The AI model (transformer) called TATR(table transformer) which is available on Github can be used to extract tables from documents.

What are the use cases of Document AI

Document AI can be used to automate any document intensive processes and manual data entry. Here are some use case –

Finance and procurement:

Document AI is widely used to process invoices, receipts, financial statements.
Tax documents, balance sheets and other financial documents.
Challans and money receipts processing.

Banking and lending and insurance:

Customer identity documents such as passport, SSN, driver’s license, photo id proof, address proof and other documents submitted by customers can be processed.
Loan and mortgage documents, PDF forms and other related documents.
Annual reports, balance sheets, Tax documents etc.
Insurance documents, claim forms, claim documents, etc.
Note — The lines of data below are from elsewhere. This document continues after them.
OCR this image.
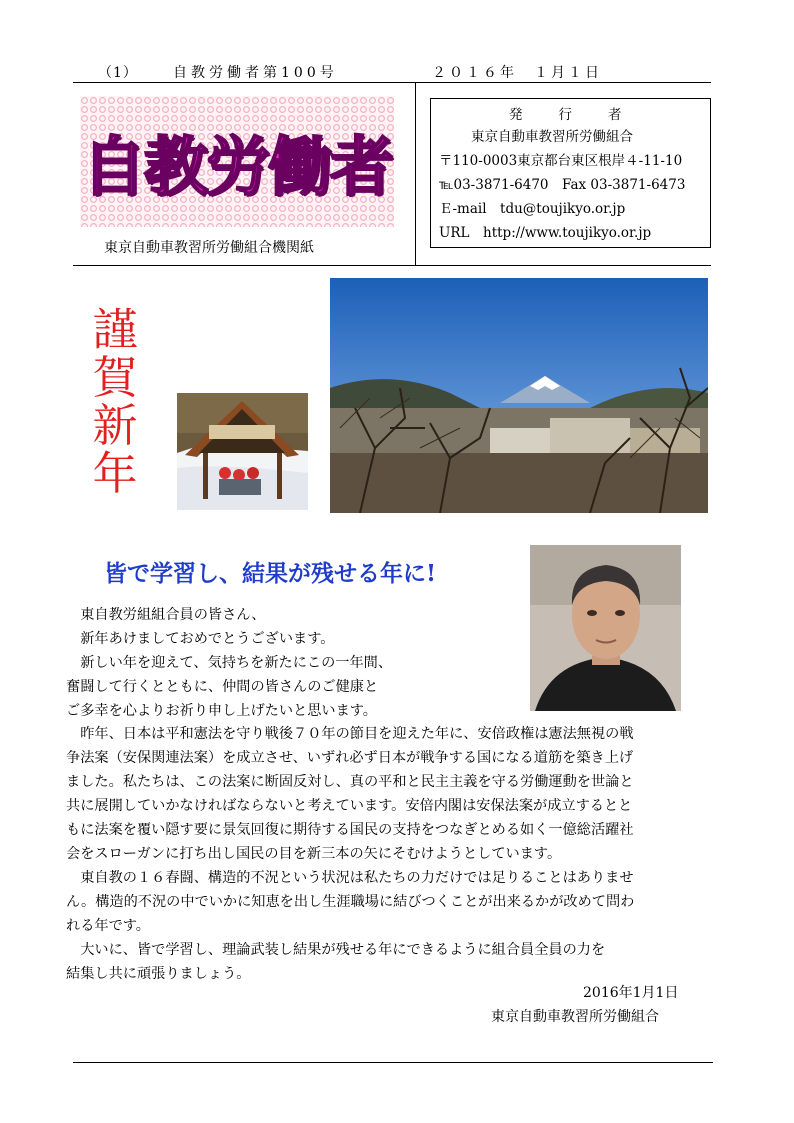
（1）	自教労働者第100号	２０１６年　１月１日
自教労働者
東京自動車教習所労働組合機関紙
発行者
東京自動車教習所労働組合
〒110-0003東京都台東区根岸４-11-10
℡03-3871-6470　Fax 03-3871-6473
Ｅ-mail　tdu@toujikyo.or.jp
URL　http://www.toujikyo.or.jp
謹
賀
新
年
皆で学習し、結果が残せる年に!
　東自教労組組合員の皆さん、
　新年あけましておめでとうございます。
　新しい年を迎えて、気持ちを新たにこの一年間、
奮闘して行くとともに、仲間の皆さんのご健康と
ご多幸を心よりお祈り申し上げたいと思います。
　昨年、日本は平和憲法を守り戦後７０年の節目を迎えた年に、安倍政権は憲法無視の戦
争法案（安保関連法案）を成立させ、いずれ必ず日本が戦争する国になる道筋を築き上げ
ました。私たちは、この法案に断固反対し、真の平和と民主主義を守る労働運動を世論と
共に展開していかなければならないと考えています。安倍内閣は安保法案が成立するとと
もに法案を覆い隠す要に景気回復に期待する国民の支持をつなぎとめる如く一億総活躍社
会をスローガンに打ち出し国民の目を新三本の矢にそむけようとしています。
　東自教の１６春闘、構造的不況という状況は私たちの力だけでは足りることはありませ
ん。構造的不況の中でいかに知恵を出し生涯職場に結びつくことが出来るかが改めて問わ
れる年です。
　大いに、皆で学習し、理論武装し結果が残せる年にできるように組合員全員の力を
結集し共に頑張りましょう。
2016年1月1日
東京自動車教習所労働組合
Contracts and legal documents:

Relevant data such as payment terms, expiration date, contract period etc can be extracted and processed from Contracts and agreements.
Rental bills, money receipts, lease agreements, deeds etc.

HR and Employee management:

Resumes, educational certifications, experience certificates etc. can be processed to extract the right data that are needed.
Employee tax documents, investment proofs such as insurance documents, investment documents can automatically processed to calculate tax or TDS (tax deduction at source)

Document AI in Government:

Tender documents, supporting documents, company documents etc.
Permit and approval documents processing.

In a nutshell, document AI is a very useful technology for automation. It is used along with the RPA technology for end-end-end automation.